WARNING:absl:No GPU/TPU found, falling back to CPU. (Set TF_CPP_MIN_LOG_LEVEL=0 and rerun for more info.)
ERROR:absl:Outside call <function _call.<locals>.<lambda> at 0x134476710> threw exception 'Cannot get state before it has been set'.
libc++abi: terminating with uncaught exception of type pybind11::error_already_set: KeyError: 'Cannot get state before it has been set'

At:
  /Users/marcel/git/equinox/equinox/experimental/stateful.py(95): _get_state_hcb
  /opt/homebrew/Caskroom/miniforge/base/envs/equinox/lib/python3.10/site-packages/jax/experimental/host_callback.py(719): <lambda>
  /opt/homebrew/Caskroom/miniforge/base/envs/equinox/lib/python3.10/site-packages/jax/experimental/host_callback.py(1203): _outside_call_run_callback
  /opt/homebrew/Caskroom/miniforge/base/envs/equinox/lib/python3.10/site-packages/jax/experimental/host_callback.py(1067): wrapped_callback
  /opt/homebrew/Caskroom/miniforge/base/envs/equinox/lib/python3.10/site-packages/jax/_src/dispatch.py(444): _execute_compiled
  /opt/homebrew/Caskroom/miniforge/base/envs/equinox/lib/python3.10/site-packages/jax/_src/dispatch.py(94): apply_primitive
  /opt/homebrew/Caskroom/miniforge/base/envs/equinox/lib/python3.10/site-packages/jax/experimental/host_callback.py(960): _outside_call_impl
  /opt/homebrew/Caskroom/miniforge/base/envs/equinox/lib/python3.10/site-packages/jax/core.py(611): process_primitive
  /opt/homebrew/Caskroom/miniforge/base/envs/equinox/lib/python3.10/site-packages/jax/core.py(289): bind_with_trace
  /opt/homebrew/Caskroom/miniforge/base/envs/equinox/lib/python3.10/site-packages/jax/core.py(286): bind
  /opt/homebrew/Caskroom/miniforge/base/envs/equinox/lib/python3.10/site-packages/jax/experimental/host_callback.py(739): _call
  /opt/homebrew/Caskroom/miniforge/base/envs/equinox/lib/python3.10/site-packages/jax/experimental/host_callback.py(689): call
  /Users/marcel/git/equinox/equinox/experimental/stateful.py(110): _get_state
  /Users/marcel/git/equinox/equinox/experimental/stateful.py(140): get_state
  /Users/marcel/git/equinox/tests/test_stateful.py(56): test_no_set
  /Users/marcel/git/equinox/tests/test_stateful.py(164): <module>

Even when wrapping in try/except for KeyError this crashes the program.

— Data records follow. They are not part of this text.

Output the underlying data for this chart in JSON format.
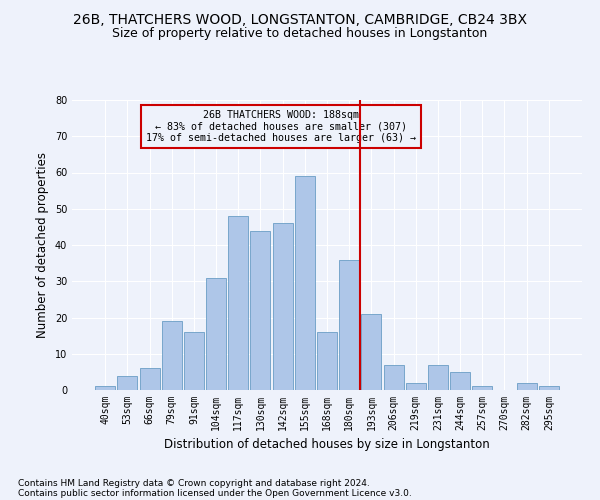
{
  "title": "26B, THATCHERS WOOD, LONGSTANTON, CAMBRIDGE, CB24 3BX",
  "subtitle": "Size of property relative to detached houses in Longstanton",
  "xlabel": "Distribution of detached houses by size in Longstanton",
  "ylabel": "Number of detached properties",
  "footnote1": "Contains HM Land Registry data © Crown copyright and database right 2024.",
  "footnote2": "Contains public sector information licensed under the Open Government Licence v3.0.",
  "bar_labels": [
    "40sqm",
    "53sqm",
    "66sqm",
    "79sqm",
    "91sqm",
    "104sqm",
    "117sqm",
    "130sqm",
    "142sqm",
    "155sqm",
    "168sqm",
    "180sqm",
    "193sqm",
    "206sqm",
    "219sqm",
    "231sqm",
    "244sqm",
    "257sqm",
    "270sqm",
    "282sqm",
    "295sqm"
  ],
  "bar_values": [
    1,
    4,
    6,
    19,
    16,
    31,
    48,
    44,
    46,
    59,
    16,
    36,
    21,
    7,
    2,
    7,
    5,
    1,
    0,
    2,
    1
  ],
  "bar_color": "#aec6e8",
  "bar_edge_color": "#6a9ec5",
  "vline_color": "#cc0000",
  "vline_x": 11.5,
  "annotation_text": "26B THATCHERS WOOD: 188sqm\n← 83% of detached houses are smaller (307)\n17% of semi-detached houses are larger (63) →",
  "annotation_box_color": "#cc0000",
  "ylim": [
    0,
    80
  ],
  "yticks": [
    0,
    10,
    20,
    30,
    40,
    50,
    60,
    70,
    80
  ],
  "bg_color": "#eef2fb",
  "grid_color": "#ffffff",
  "title_fontsize": 10,
  "subtitle_fontsize": 9,
  "axis_label_fontsize": 8.5,
  "tick_fontsize": 7,
  "footnote_fontsize": 6.5
}
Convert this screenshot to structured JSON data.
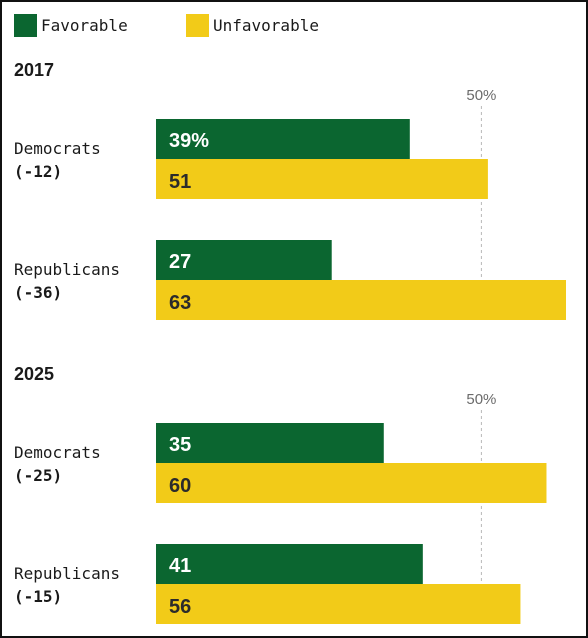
{
  "chart_data": {
    "type": "bar",
    "orientation": "horizontal",
    "legend": [
      {
        "name": "Favorable",
        "color": "#0b6630"
      },
      {
        "name": "Unfavorable",
        "color": "#f2cb18"
      }
    ],
    "reference_line": {
      "value": 50,
      "label": "50%"
    },
    "xlim": [
      0,
      63
    ],
    "panels": [
      {
        "year": "2017",
        "groups": [
          {
            "name": "Democrats",
            "diff": "(-12)",
            "favorable": 39,
            "favorable_label": "39%",
            "unfavorable": 51,
            "unfavorable_label": "51"
          },
          {
            "name": "Republicans",
            "diff": "(-36)",
            "favorable": 27,
            "favorable_label": "27",
            "unfavorable": 63,
            "unfavorable_label": "63"
          }
        ]
      },
      {
        "year": "2025",
        "groups": [
          {
            "name": "Democrats",
            "diff": "(-25)",
            "favorable": 35,
            "favorable_label": "35",
            "unfavorable": 60,
            "unfavorable_label": "60"
          },
          {
            "name": "Republicans",
            "diff": "(-15)",
            "favorable": 41,
            "favorable_label": "41",
            "unfavorable": 56,
            "unfavorable_label": "56"
          }
        ]
      }
    ]
  }
}
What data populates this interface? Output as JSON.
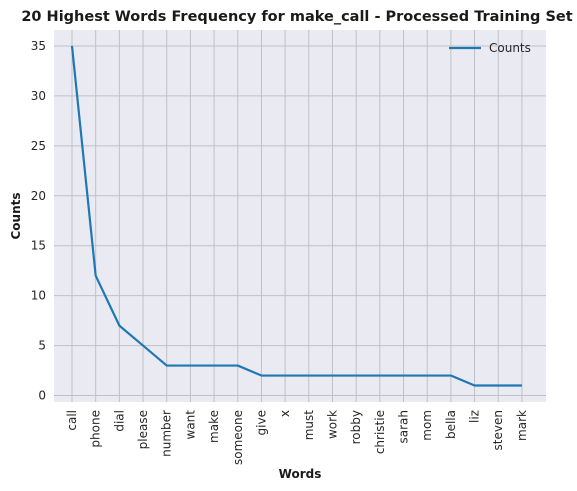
{
  "chart_data": {
    "type": "line",
    "title": "20 Highest Words Frequency for make_call - Processed Training Set",
    "xlabel": "Words",
    "ylabel": "Counts",
    "categories": [
      "call",
      "phone",
      "dial",
      "please",
      "number",
      "want",
      "make",
      "someone",
      "give",
      "x",
      "must",
      "work",
      "robby",
      "christie",
      "sarah",
      "mom",
      "bella",
      "liz",
      "steven",
      "mark"
    ],
    "series": [
      {
        "name": "Counts",
        "values": [
          35,
          12,
          7,
          5,
          3,
          3,
          3,
          3,
          2,
          2,
          2,
          2,
          2,
          2,
          2,
          2,
          2,
          1,
          1,
          1
        ]
      }
    ],
    "y_ticks": [
      0,
      5,
      10,
      15,
      20,
      25,
      30,
      35
    ],
    "grid": true,
    "legend": "top-right",
    "colors": {
      "line": "#1f77b4",
      "background": "#eaeaf2",
      "grid": "#c0c0c8"
    }
  }
}
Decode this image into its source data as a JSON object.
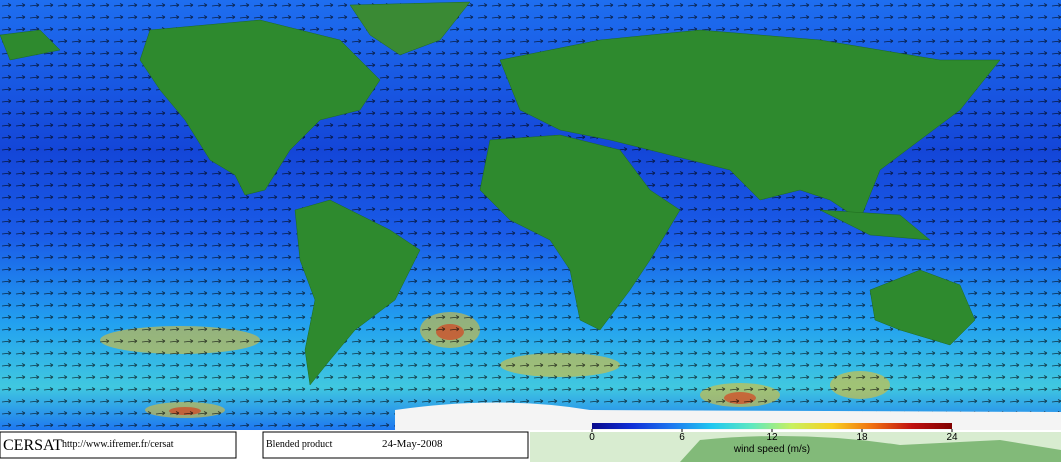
{
  "header": {
    "logo": "CERSAT",
    "url": "http://www.ifremer.fr/cersat"
  },
  "product": {
    "name": "Blended product",
    "date": "24-May-2008"
  },
  "colorbar": {
    "label": "wind speed (m/s)",
    "lim": [
      0,
      24
    ],
    "ticks": [
      0,
      6,
      12,
      18,
      24
    ],
    "colors": [
      "#0a0a8c",
      "#1030d8",
      "#1e78f0",
      "#20c8f0",
      "#60e8c0",
      "#c8f060",
      "#f8d020",
      "#f07010",
      "#c01010",
      "#800000"
    ]
  }
}
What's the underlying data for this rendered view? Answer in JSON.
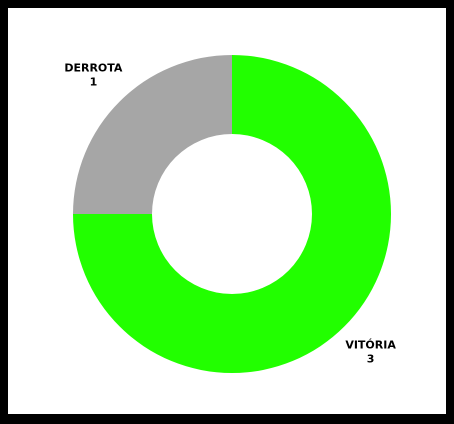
{
  "chart_data": {
    "type": "pie",
    "categories": [
      "VITÓRIA",
      "DERROTA"
    ],
    "values": [
      3,
      1
    ],
    "colors": [
      "#22ff00",
      "#a6a6a6"
    ],
    "donut": true
  }
}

I assume this is an issue with Jax/jaxlib on M1?

patrick-kidger commented 2 years ago

Yeah, this is a known issue with JAX -- namely, that host_callback.call handles errors differently depending on OS, device, or phase of the moon.

I don't think there's much that can be done about this one from the point of view of Equinox I'm afraid.